Pastor Khoury is aware that Hamas is building its empire in the territories, using money and food as a means to gain support from the local population. “When Hamas takes over the power in the territories, the first to be slaughtered would be the Christians who are not supporting Hamas,” he said.
During an interview with Aviel Schneider, Jerusalem’s israel today editor, Naim Khoury told him withdrawal from more territory, such as the West Bank, might bring a temporary quiet, but that there will be no real peace until the Prince of Peace, the Lord Jesus Christ, returns.
When asked about the future status of Jerusalem, Khoury said “There is no such thing as [Arab] East Jerusalem and [Jewish] West Jerusalem in the Word of God. It just says ‘Jerusalem,’ and the city should be united forever.

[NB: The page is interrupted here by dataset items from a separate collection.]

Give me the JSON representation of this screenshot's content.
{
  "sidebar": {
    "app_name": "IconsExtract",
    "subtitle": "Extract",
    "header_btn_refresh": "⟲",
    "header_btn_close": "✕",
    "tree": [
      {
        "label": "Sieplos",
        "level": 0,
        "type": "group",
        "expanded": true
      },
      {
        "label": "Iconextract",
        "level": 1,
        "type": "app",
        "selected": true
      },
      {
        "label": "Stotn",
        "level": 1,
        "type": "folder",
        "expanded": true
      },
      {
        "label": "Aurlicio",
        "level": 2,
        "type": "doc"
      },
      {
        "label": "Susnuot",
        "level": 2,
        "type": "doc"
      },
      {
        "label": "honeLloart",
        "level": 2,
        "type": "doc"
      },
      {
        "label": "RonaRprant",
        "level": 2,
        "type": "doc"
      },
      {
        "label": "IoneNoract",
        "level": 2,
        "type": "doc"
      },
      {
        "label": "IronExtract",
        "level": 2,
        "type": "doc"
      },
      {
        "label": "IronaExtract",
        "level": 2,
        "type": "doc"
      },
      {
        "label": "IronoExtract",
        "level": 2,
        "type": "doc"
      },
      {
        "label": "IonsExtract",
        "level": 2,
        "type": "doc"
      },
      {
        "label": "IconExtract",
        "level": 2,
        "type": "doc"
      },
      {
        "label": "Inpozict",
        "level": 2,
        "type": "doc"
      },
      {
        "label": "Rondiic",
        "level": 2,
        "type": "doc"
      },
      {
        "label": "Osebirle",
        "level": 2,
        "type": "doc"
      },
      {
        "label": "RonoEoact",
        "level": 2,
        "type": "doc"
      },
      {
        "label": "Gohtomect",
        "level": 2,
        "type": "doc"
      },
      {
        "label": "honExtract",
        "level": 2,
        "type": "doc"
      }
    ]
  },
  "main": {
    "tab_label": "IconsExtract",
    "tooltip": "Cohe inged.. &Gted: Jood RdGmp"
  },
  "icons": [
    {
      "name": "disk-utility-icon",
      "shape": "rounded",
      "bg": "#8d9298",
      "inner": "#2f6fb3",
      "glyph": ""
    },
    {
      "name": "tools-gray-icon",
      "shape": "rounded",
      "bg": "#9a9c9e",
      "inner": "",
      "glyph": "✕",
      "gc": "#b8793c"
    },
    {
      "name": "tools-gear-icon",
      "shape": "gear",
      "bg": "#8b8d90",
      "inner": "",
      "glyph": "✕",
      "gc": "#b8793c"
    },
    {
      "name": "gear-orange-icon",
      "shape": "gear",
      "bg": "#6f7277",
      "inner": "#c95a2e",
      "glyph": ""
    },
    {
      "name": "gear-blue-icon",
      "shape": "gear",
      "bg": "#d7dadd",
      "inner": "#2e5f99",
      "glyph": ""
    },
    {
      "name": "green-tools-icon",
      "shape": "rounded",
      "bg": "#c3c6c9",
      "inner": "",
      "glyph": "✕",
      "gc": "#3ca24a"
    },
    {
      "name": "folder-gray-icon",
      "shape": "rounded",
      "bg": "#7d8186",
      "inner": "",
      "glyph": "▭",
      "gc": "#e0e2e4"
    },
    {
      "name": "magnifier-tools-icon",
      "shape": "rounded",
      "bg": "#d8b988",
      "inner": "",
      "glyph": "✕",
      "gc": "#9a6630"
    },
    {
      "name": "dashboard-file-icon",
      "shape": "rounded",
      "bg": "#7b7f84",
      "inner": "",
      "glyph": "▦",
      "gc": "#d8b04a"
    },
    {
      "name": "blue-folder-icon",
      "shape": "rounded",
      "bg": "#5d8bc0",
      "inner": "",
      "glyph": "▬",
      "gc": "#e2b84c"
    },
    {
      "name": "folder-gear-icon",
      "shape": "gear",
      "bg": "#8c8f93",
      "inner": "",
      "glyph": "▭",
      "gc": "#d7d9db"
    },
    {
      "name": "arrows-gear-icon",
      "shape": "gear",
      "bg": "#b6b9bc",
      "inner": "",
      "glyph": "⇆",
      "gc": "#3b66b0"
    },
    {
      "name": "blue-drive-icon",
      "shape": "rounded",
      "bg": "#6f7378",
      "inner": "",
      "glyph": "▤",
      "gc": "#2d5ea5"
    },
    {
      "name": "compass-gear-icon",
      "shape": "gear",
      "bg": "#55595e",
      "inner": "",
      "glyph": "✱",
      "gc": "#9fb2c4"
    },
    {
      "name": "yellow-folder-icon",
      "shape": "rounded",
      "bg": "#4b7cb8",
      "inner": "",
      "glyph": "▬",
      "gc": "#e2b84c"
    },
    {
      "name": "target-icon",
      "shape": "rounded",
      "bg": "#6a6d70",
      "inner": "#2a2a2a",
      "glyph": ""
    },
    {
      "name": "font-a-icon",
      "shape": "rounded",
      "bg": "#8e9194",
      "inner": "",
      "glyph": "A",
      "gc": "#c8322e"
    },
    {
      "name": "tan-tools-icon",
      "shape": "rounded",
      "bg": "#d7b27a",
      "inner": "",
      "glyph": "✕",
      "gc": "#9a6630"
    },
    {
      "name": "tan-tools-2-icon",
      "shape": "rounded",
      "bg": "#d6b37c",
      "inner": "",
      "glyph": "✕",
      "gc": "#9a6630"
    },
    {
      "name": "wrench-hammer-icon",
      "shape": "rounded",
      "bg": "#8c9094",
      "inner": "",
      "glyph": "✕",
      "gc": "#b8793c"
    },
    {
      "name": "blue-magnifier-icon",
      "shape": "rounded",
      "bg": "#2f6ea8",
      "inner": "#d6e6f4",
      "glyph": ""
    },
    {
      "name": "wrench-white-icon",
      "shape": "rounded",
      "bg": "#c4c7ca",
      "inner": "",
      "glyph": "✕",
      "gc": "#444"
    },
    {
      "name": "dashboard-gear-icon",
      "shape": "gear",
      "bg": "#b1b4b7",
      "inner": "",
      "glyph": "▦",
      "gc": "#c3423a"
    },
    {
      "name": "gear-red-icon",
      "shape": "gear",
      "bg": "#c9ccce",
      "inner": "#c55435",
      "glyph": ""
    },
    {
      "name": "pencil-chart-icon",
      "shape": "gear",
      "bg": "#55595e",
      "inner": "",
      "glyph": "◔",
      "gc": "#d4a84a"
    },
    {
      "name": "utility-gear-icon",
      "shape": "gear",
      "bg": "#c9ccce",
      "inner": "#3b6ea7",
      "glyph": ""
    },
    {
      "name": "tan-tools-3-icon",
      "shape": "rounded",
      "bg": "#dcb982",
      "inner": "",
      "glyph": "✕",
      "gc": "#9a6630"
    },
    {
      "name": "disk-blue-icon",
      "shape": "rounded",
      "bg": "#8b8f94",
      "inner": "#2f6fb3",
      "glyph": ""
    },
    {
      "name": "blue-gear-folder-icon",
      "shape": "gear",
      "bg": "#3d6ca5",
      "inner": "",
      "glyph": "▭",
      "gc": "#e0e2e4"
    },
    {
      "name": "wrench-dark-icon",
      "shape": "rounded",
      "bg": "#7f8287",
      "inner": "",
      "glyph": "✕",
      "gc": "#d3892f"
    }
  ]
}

“Our church has been attacked 14 times,” Khoury continued. “A few years ago, three bullets were fired at me; one hit my left arm, and the other two missed. But I’m not going to compromise. I’m one out of nine leaders in the West Bank and East Jerusalem. Yet, I’m the only one who takes this stand. I don’t believe in replacement theology [the doctrine that the Church has replaced Israel]. We love Israel because we love God. We love the Word of God, and we hold on to His promises.”
Bethlehem needs Jesus’ miracles now perhaps more than ever. And it is to Him the town’s Christians turned to at Christmas 2007.
“Pray that the Spirit of Christ, of Almighty God, the Prince of Peace, will be able to make people live in peace and harmony together and to have the peace of God in their hearts; to be able to forget about violence and killing and shooting and suicide bombing. We need to pray to Almighty God to help me, my family and the people here to live in peace and harmony. It can be done. The only One Who can do it is the Lord Jesus Christ”
Pastor Naim Khoury, First Baptist Church, Bethlehem.